In the 21st century, international economic stakes have never been higher. In these volatile circumstances where when one country sneezes the rest of the world catches a cold, Ireland's quality of life, public services and future wealth and wellbeing cannot and should not be a matter of political chance. They should and must become a matter of political choice. I regret that this budget contains nothing, not the barest hint of a plan or decision, never mind a choice, to solve our country's problems in the health service, crime, the cost of living, to secure our future in the longer term or meet the challenges we face ahead.

What happened yesterday was the injection of an unusually large amount of money in the economy. This, coupled with the money that will come from the SSIAs, will fuel a massive consumer spend, which will inevitably lead to increases in costs and prices and consequently to a further increase in the cost of living.

This budget is the first half of a political blueprint for one purpose only, the attempt by the Government parties, Fianna Fáil and the PDs, to survive at the next election. Some Governments change when they see the light. Fianna Fáil and the PDs only change when they feel the heat. They feel the heat at the elections and in the polls. This is their especially designed budget to take the heat off. It is a fire-escape budget.

Their consistent neglect, waste, arrogance, complacency and detachment from the lives people live today have given us hospital waiting lists that were supposed to disappear, 2,000 extra gardaí who actually did disappear, trolley watch figures that stand at 325 today and gangland executions on our streets. Children in disadvantaged areas leave school unable to read or write anything much beyond their own name. The cost of electricity and gas is going through the roof, so in the recent cold weather thousands of old people had to choose between heating and eating.

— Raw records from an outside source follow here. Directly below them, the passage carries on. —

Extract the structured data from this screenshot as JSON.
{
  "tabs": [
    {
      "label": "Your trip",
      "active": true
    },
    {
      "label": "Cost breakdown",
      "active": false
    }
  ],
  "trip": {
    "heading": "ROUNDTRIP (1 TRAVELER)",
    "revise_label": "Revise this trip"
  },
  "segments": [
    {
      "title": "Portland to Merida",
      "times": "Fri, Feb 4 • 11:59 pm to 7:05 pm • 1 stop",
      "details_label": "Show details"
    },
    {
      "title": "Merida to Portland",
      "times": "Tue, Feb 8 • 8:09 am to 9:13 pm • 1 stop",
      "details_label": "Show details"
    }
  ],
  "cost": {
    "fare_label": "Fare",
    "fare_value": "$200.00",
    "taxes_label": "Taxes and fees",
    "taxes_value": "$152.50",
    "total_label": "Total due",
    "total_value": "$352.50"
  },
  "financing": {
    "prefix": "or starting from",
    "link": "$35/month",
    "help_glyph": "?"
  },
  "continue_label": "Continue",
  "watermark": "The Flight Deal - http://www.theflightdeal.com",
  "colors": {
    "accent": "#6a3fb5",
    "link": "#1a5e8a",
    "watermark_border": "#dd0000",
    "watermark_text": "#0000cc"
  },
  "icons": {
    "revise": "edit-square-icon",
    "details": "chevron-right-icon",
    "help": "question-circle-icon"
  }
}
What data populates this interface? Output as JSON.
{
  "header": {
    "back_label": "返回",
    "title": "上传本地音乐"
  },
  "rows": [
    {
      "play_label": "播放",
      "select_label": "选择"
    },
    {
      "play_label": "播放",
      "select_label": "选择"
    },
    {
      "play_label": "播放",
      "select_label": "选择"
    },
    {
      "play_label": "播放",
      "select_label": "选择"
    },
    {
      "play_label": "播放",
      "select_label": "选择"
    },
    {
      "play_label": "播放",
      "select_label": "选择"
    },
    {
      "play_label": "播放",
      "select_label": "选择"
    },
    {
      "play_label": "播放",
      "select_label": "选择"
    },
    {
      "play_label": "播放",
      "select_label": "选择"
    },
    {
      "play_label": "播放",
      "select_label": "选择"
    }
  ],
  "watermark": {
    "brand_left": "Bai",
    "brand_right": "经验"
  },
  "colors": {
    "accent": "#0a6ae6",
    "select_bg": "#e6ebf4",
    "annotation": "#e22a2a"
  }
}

The budget might take the heat off in the short term, as a diversionary tactic, but it will not meet Ireland's future challenges because spending alone does not work and does not constitute a governing philosophy for any country, never mind one of the leading economies in the world. This budget will not work to solve our problems because spending alone is the sole governing philosophy of Fianna Fáil and the PDs. It is proved every time I ask the Government a question through the Taoiseach. Two weeks ago in this House I read a letter from a woman whose mother was critically ill and crying with pain, but was unable to get the care she needed. His stock answer is not to tell me what he is doing to actually solve the problem, it is to tell me how much he is spending on it, as if spending money was the end in itself.